At Kadesh, Sherden warriors appear as part of Ramesses II’s personal guard, and their horned helmets, round shields and foreign-style weapons made them visually distinct from Egyptian troops. 

 

These foreign troops brought some very useful skills, which meant that they also allowed pharaohs to increase military manpower without relying only on Egyptian farmers.

 

These soldiers could know desert routes and frontier warfare, with skills in archery or close combat, and some had experience in seaborne raiding.

 

As such, Egyptian commanders used them in places where their skills gave the army an advantage.

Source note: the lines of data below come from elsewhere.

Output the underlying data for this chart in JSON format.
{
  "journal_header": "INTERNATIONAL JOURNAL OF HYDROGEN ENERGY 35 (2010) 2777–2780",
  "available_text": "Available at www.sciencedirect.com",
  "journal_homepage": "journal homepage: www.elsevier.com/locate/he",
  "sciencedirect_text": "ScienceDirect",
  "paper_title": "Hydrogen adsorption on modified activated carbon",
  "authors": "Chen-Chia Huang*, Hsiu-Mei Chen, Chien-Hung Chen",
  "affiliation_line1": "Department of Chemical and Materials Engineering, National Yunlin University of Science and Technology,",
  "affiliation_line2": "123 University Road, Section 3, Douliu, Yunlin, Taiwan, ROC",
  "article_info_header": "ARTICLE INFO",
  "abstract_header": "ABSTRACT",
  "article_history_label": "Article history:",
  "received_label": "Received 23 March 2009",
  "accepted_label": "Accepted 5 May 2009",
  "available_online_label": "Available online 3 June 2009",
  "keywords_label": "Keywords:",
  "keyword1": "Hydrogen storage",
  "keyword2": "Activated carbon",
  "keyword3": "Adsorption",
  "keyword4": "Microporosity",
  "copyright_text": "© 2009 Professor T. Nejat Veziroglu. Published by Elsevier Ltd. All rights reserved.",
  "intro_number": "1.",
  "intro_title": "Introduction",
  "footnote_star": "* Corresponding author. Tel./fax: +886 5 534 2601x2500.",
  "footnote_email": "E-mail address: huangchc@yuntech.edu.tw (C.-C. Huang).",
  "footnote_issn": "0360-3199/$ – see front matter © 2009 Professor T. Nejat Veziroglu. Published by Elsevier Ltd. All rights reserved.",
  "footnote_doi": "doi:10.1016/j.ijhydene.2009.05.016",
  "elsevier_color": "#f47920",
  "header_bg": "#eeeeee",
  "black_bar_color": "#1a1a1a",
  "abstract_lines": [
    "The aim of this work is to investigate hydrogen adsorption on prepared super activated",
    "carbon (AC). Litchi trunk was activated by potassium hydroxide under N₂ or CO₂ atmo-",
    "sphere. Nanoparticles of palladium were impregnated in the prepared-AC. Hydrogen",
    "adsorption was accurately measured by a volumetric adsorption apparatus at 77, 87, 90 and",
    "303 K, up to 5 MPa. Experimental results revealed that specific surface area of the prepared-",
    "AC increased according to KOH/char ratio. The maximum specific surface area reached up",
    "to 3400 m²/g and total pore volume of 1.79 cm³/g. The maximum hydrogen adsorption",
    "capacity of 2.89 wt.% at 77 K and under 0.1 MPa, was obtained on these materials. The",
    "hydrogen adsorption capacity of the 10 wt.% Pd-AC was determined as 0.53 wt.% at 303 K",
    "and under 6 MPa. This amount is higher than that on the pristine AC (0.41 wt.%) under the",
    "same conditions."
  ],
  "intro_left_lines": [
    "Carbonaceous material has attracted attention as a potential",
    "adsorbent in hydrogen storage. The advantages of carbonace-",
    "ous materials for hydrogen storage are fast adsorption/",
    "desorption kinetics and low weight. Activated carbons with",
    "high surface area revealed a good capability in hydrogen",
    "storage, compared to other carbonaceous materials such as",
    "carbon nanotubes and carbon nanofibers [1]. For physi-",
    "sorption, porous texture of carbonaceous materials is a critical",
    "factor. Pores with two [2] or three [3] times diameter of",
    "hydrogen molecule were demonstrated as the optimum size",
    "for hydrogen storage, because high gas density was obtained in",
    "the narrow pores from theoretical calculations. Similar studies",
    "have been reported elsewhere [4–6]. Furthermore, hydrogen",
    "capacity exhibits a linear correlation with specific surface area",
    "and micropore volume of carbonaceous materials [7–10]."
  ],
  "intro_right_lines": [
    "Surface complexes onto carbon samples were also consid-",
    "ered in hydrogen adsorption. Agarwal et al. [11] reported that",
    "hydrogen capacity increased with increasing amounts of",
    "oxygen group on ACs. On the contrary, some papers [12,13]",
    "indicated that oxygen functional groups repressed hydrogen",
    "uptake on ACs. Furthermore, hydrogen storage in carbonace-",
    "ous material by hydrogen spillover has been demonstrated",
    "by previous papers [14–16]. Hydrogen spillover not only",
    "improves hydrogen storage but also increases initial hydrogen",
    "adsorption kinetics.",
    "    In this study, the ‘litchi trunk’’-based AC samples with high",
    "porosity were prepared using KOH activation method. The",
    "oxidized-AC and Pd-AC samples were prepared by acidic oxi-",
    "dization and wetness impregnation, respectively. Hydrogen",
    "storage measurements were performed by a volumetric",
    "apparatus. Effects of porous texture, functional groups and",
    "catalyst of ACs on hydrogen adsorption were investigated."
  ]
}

One side, by far the better, features four studies of heads.
Trial Piece Worked on Both Sides. (c. 1391–1353 BCE). The Cleveland Museum of Art, Item No. 1920.1975. Public Domain. Source: https://www.clevelandart.org/art/1920.1975

Command and supply systems

What we often forget is that an ancient army required more than just offensive military units to work well; it also needed scribes and quartermasters, along with heralds, standard-bearers, priests, doctors, grooms, armourers and transport crews.

 

For instance, scribes were needed to count rations, recorded equipment, listed prisoners, and helped officers control supplies.

 

Grain and beer, together with water, cattle, arrows, spare bowstrings, leatherwork and chariot parts, had to reach the army in usable condition. 

 

Thankfully, the Nile gave Egypt a major advantage, since soldiers and equipment, with their various supplies, could move by boat through the centre of the kingdom, which made internal transport easier than in many neighbouring lands.

 

Campaigns into Syria and Canaan required careful preparation through border forts and coastal routes, and armies had to secure wells and roads, along with supply points.

 

In Nubia, the river and fortress chain allowed Egyptian forces to project power southward and to control trade in gold and cattle, as well as ivory and prisoners.

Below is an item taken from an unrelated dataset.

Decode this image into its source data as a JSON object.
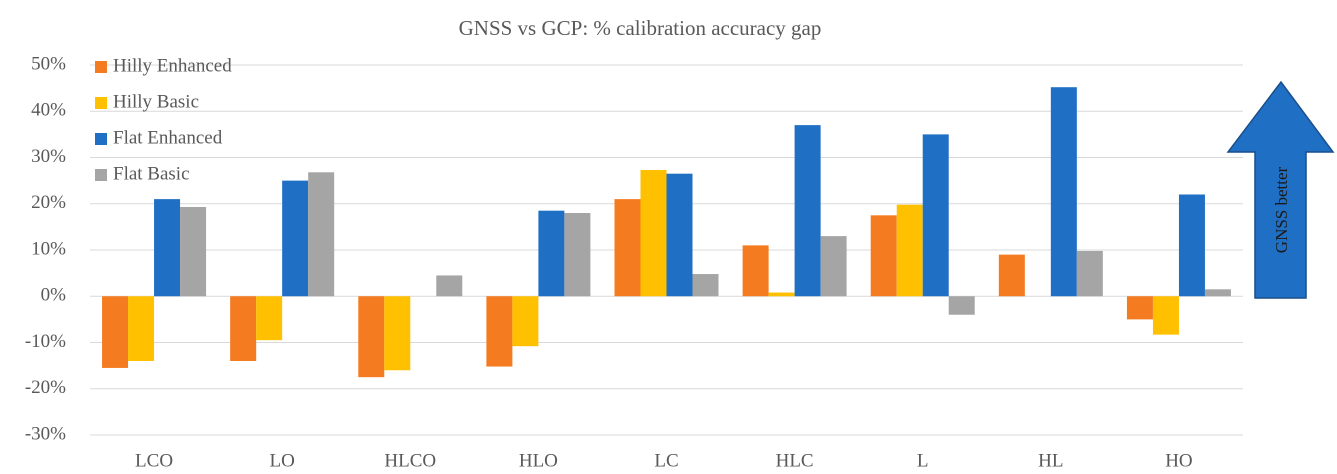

Siege warfare and fortified cities

Many Egyptian campaigns did not finish in open battle. In Syria and Canaan, cities often retreated behind walls, and Egyptian armies had to surround them and cut supplies until surrender became likely.

 

The siege of Megiddo after Thutmose III’s victory lasted seven or eight months.

 

Siege warfare required patience and constant pressure, supported by guards, ladders, battering tools and close watch over the defenders. 

 

Once captured, Egypt usually avoided destroying them entire, but usually wanted loyalty and goods, which were usually paid tribute.

 

When this happened, it provided access to important trade and transport routes, so conquered rulers often stayed in place under Egyptian supervision.

 

What is more, their children could be taken to Egypt for education at court, which helped bind local elites to the pharaoh.

 

The Amarna Letters, a collection of about four hundred cuneiform tablets from the 14th century BCE, help show how this system worked in Canaan.

 

In those letters, local rulers wrote to the Egyptian court about loyalty, threats, supplies and requests for military support, which shows that Egyptian power depended on diplomacy and pressure as well as armed force.